Elizabeth Hess, a New York-based arts educator, playwright, performer and director, as well as the Shakespeare/Chekhov Laboratory professor of the Theatre Department at Columbia University’s Barnard College, returned to Chile in August to advance the international performing arts exchange begun in 2018.

The August visit was a follow-up from Hess’s session at Universidad Católica (UC) in last October on ‘Embodied Performance’ - her hybrid approach to performance / playwriting – in the context of the Women Playwrights International (WPI) conference in Chile. This year, Alexei Vergara, Director of the UC Theater Department, invited her to return to lead a more extensive, two-week workshop on Embodied Performance.

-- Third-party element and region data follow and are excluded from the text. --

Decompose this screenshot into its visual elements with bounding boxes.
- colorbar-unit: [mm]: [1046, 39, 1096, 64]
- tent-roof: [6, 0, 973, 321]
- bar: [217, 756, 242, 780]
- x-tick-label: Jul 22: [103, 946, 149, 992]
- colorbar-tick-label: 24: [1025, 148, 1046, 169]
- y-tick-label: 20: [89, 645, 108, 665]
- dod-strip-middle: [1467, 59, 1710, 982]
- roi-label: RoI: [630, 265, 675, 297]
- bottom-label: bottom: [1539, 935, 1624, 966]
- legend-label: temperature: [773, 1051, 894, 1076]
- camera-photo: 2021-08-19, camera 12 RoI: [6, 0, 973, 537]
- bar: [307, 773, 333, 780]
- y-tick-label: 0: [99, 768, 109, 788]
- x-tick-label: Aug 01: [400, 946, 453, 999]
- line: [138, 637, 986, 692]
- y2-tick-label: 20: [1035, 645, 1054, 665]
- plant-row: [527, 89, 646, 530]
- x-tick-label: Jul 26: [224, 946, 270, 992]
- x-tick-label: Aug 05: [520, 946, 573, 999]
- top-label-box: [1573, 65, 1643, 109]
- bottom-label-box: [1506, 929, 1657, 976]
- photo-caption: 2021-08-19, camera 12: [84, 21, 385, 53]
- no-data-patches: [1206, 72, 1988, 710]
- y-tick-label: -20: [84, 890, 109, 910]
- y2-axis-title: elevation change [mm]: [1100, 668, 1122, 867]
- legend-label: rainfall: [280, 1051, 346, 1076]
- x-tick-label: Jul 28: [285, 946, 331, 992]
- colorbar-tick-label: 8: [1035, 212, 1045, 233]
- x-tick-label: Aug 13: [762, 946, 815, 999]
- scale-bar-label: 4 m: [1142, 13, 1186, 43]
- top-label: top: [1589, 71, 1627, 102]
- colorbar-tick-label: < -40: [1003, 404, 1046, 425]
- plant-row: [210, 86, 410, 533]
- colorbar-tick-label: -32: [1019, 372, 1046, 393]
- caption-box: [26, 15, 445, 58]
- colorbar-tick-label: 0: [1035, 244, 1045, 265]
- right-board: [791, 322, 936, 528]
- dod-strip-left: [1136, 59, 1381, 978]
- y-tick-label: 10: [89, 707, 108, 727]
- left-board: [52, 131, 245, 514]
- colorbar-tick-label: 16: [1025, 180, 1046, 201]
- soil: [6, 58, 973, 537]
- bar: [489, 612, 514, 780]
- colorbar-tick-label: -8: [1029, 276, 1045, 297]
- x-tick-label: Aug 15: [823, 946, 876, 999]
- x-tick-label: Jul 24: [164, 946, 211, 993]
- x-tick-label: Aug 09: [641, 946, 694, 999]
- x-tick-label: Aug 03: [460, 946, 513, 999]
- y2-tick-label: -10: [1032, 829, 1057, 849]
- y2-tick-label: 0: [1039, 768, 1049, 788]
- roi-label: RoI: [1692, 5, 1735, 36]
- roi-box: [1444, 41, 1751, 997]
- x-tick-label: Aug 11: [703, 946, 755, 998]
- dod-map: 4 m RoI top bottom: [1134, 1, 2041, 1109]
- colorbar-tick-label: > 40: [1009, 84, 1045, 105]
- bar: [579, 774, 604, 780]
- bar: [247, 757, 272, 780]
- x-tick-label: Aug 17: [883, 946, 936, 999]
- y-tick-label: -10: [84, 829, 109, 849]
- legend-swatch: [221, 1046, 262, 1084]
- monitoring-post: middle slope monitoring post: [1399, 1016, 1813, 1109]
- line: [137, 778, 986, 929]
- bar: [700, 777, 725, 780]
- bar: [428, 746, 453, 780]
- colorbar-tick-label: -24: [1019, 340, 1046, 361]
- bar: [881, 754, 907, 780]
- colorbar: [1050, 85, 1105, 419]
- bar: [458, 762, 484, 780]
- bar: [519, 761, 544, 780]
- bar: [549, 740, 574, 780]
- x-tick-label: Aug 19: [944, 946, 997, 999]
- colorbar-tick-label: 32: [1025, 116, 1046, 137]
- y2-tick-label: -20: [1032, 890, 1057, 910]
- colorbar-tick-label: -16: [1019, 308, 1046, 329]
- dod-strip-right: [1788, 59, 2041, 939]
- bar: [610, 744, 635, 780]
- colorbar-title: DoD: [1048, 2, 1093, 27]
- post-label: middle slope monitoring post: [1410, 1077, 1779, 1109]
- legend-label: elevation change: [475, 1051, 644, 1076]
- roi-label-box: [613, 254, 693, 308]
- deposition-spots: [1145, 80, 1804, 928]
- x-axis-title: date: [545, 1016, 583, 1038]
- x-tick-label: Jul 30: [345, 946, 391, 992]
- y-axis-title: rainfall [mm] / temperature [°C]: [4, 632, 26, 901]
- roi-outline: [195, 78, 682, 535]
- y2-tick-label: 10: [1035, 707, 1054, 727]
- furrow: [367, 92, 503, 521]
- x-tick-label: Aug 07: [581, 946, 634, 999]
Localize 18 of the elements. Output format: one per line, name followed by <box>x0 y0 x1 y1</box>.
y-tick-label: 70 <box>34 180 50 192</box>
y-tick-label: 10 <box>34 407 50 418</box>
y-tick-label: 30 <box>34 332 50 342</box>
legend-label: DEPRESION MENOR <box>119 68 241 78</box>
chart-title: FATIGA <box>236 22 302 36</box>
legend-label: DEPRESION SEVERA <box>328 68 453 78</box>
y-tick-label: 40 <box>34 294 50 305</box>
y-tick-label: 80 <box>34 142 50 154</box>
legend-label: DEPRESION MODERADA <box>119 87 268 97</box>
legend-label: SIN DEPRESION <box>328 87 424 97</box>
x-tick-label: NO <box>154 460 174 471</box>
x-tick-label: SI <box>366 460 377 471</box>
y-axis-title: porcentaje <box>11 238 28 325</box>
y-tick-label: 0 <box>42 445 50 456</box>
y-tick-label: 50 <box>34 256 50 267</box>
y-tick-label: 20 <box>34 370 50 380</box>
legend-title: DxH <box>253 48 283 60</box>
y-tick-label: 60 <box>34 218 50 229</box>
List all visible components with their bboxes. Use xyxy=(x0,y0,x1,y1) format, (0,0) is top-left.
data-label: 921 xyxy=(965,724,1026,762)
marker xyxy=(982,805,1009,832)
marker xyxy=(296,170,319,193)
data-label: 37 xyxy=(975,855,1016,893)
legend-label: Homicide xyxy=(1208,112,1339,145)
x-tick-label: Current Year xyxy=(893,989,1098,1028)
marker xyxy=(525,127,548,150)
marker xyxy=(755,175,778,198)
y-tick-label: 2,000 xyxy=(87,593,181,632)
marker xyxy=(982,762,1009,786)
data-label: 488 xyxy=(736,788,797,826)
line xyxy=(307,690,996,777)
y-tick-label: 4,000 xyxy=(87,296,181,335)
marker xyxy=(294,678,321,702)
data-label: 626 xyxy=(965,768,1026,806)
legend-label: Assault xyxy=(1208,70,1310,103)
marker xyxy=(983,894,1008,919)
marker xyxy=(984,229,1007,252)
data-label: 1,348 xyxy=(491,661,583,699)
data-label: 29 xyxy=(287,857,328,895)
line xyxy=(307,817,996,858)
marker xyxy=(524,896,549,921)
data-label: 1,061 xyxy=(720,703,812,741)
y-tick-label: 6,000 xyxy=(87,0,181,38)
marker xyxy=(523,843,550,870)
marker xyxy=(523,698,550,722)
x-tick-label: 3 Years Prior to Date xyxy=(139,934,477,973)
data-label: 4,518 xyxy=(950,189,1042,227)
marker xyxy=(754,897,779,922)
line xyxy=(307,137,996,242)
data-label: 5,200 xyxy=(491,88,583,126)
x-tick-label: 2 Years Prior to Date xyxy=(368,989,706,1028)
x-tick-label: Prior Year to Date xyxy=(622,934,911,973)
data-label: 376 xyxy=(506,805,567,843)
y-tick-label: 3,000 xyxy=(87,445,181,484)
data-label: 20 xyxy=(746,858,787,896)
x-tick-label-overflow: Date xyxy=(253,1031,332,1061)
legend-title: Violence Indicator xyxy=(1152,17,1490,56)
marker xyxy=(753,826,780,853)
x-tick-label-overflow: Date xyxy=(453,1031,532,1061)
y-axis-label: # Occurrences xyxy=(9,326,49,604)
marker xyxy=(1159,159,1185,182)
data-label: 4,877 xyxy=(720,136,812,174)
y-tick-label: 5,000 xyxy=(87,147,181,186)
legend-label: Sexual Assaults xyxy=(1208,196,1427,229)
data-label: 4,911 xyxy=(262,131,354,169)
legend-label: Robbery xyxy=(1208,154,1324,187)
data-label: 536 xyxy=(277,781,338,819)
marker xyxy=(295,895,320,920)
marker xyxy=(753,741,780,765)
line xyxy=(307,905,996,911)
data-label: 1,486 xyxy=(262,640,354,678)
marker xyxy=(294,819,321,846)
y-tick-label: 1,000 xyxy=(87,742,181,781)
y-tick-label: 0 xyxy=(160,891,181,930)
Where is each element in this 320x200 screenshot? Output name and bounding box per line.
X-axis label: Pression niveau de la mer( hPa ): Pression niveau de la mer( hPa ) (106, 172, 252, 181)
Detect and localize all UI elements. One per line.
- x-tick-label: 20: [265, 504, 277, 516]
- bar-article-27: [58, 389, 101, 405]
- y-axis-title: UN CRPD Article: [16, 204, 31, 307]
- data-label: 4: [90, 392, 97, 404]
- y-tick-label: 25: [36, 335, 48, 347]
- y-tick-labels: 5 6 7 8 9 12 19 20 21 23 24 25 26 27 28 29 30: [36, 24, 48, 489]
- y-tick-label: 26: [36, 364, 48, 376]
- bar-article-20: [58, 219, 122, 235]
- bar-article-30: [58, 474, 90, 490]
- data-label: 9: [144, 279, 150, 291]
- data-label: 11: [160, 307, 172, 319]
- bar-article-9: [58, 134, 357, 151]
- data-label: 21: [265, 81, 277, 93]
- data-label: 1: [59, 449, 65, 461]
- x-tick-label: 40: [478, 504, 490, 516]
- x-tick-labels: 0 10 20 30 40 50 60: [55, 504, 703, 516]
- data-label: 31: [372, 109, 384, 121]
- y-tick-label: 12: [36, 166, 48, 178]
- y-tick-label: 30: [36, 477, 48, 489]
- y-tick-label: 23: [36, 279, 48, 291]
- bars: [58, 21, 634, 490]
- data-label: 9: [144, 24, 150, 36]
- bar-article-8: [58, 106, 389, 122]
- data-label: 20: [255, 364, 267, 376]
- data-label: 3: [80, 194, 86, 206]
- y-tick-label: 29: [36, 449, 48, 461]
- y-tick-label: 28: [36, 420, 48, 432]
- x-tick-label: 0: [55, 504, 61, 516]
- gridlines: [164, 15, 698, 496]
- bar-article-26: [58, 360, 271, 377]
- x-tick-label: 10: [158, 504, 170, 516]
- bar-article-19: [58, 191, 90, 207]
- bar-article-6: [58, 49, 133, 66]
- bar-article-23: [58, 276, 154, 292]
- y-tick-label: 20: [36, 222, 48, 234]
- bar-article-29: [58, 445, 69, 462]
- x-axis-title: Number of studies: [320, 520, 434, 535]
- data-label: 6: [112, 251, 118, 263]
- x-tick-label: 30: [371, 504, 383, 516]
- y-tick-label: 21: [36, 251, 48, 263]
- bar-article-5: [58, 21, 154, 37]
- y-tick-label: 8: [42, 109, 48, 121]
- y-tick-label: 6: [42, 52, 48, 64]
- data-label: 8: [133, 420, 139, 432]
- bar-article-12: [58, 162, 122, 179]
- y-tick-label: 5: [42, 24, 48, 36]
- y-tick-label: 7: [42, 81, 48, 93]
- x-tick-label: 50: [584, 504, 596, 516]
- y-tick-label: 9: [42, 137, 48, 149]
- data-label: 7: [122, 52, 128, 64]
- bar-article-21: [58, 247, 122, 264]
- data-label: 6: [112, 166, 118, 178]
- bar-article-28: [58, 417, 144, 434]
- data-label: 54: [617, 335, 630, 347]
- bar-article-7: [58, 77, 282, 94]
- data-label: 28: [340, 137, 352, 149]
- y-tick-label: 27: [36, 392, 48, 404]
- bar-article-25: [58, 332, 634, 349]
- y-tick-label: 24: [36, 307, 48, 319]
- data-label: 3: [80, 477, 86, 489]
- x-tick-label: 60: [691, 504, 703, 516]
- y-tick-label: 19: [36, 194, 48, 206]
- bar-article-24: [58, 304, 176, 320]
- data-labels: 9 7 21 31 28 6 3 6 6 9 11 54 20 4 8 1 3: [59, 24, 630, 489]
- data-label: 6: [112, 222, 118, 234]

“The seeds that were planted during the initial visit lead to the creation of Chilean stories for my play SPOILED – based on global violence against women,” notes Hess. The chronicles archive now consists of 22 stories from Chile, India, Germany, Turkey and the US. Once the dates were set for her return to Santiago, Hess began to organize a reading of SPOILED, focusing on six selected stories from Chile and the US. Carolina Araya, a theater professor at Chile’s Universidad Finis Terrae secured a theater at the school and casted two other actresses to join her in the reading. “The actresses breathed stunning life into the stories – all told from the male point of view yet informed by their impulses and insights as female-identified performers,” says Hess.

Following the performance, UC Faculty of Letters Professor Allison Ramay led a spirited panel discussion. “It was a deeply moving experience which further illustrated what we affectionately called an ‘orgánica’ exchange – one in which the female-driven collaboration was inclusive and non-hierarchical, and an important and necessary antidote to patriarchal posturing,” according to the playwright.

As a result of this international exchange, Hess has had talks with UC about the possibility of inviting select students and/or educators to reciprocate in New York with Barnard College. She is also exploring the possibility of a future production of SPOILED in Santiago, in Spanish, “with my invested, inquiring and astute Chilean team of collaborators.”